Recorded with Agnello at Water Music and Electric Lady Studios, Mayfield recruited a stellar group
of musicians for Sorry Is Gone, including Avett on backing vocals and keys, drummer Steve Shelley
(Sonic Youth, Sun Kil Moon), bassist Emil Amos (Grails, Holy Sons), guitarist Cameron Deyell (Sia,
Streets of Laredo) and Patrick Damphier (The Mynabirds, Field Days, who produced and played on
“Offa My Hands”). Together, they worked to create an ominous take on love, where hope can exist
among heartbreak and the end is only as finite as we make it to be. On songs like the title track and
“Bum Me Out,” Mayfield bends the angelic notes of her voice over off-kilter orchestration, building an
environment of warrior-style triumph; on “Safe 2 Connect 2,” she takes stock of the digital world to a
haunting, acoustic backdrop that gives a subtle ode to her bluegrass roots.
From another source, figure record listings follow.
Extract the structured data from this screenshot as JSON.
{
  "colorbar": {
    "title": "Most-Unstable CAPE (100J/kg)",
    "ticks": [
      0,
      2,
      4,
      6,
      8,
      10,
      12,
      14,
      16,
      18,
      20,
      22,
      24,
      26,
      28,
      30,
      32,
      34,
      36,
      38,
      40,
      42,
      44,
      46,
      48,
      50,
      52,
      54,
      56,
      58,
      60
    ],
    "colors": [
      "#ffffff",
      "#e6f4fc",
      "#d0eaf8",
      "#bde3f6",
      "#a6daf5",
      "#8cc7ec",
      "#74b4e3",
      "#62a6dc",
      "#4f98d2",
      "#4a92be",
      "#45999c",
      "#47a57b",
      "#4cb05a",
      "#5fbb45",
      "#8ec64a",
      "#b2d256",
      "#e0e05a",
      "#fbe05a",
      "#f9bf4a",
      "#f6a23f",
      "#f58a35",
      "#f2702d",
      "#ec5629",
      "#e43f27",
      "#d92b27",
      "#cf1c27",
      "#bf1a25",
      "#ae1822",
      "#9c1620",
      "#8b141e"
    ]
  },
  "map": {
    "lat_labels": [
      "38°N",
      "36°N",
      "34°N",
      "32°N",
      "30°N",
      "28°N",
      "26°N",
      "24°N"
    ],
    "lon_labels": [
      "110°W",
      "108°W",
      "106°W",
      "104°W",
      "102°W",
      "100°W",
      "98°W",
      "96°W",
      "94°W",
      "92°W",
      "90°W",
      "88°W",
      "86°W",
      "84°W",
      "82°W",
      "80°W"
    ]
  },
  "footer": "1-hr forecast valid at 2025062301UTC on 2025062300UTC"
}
“Been though hell, there’s no telling what might happen in my future,” she sings. “All I can do is be
thankful for each moment that’s my own.”

Mayfield has paved an unconventional lifestyle – playing in her family’s bluegrass band since the
age of eight, she didn’t have any traditional schooling and released her first album at the age of
fifteen, when she was discovered by Dan Auerbach of the Black Keys. Influenced by everything from
that mountain sound to the modern garage, Mayfield has been able to come at songwriting from a
pure perspective, lead more by her heart than any textbook. It’s what makes the tracks of Sorry Is
Gone so striking and visceral – there is no filter on the emotions, no rulebook and certainly no
excuses for anything she’s been through or the candor she fires.

“I’m not going to bite my lip on anything,” she says. “If there is one thing I am going to do, it’s talk
and sing about what I want to. No one is going to manipulate me.”

The sorry is gone, once and for all – and Sorry Is Gone is a permission slip for anyone who wants to
stop apologizing for others, and start living for themselves.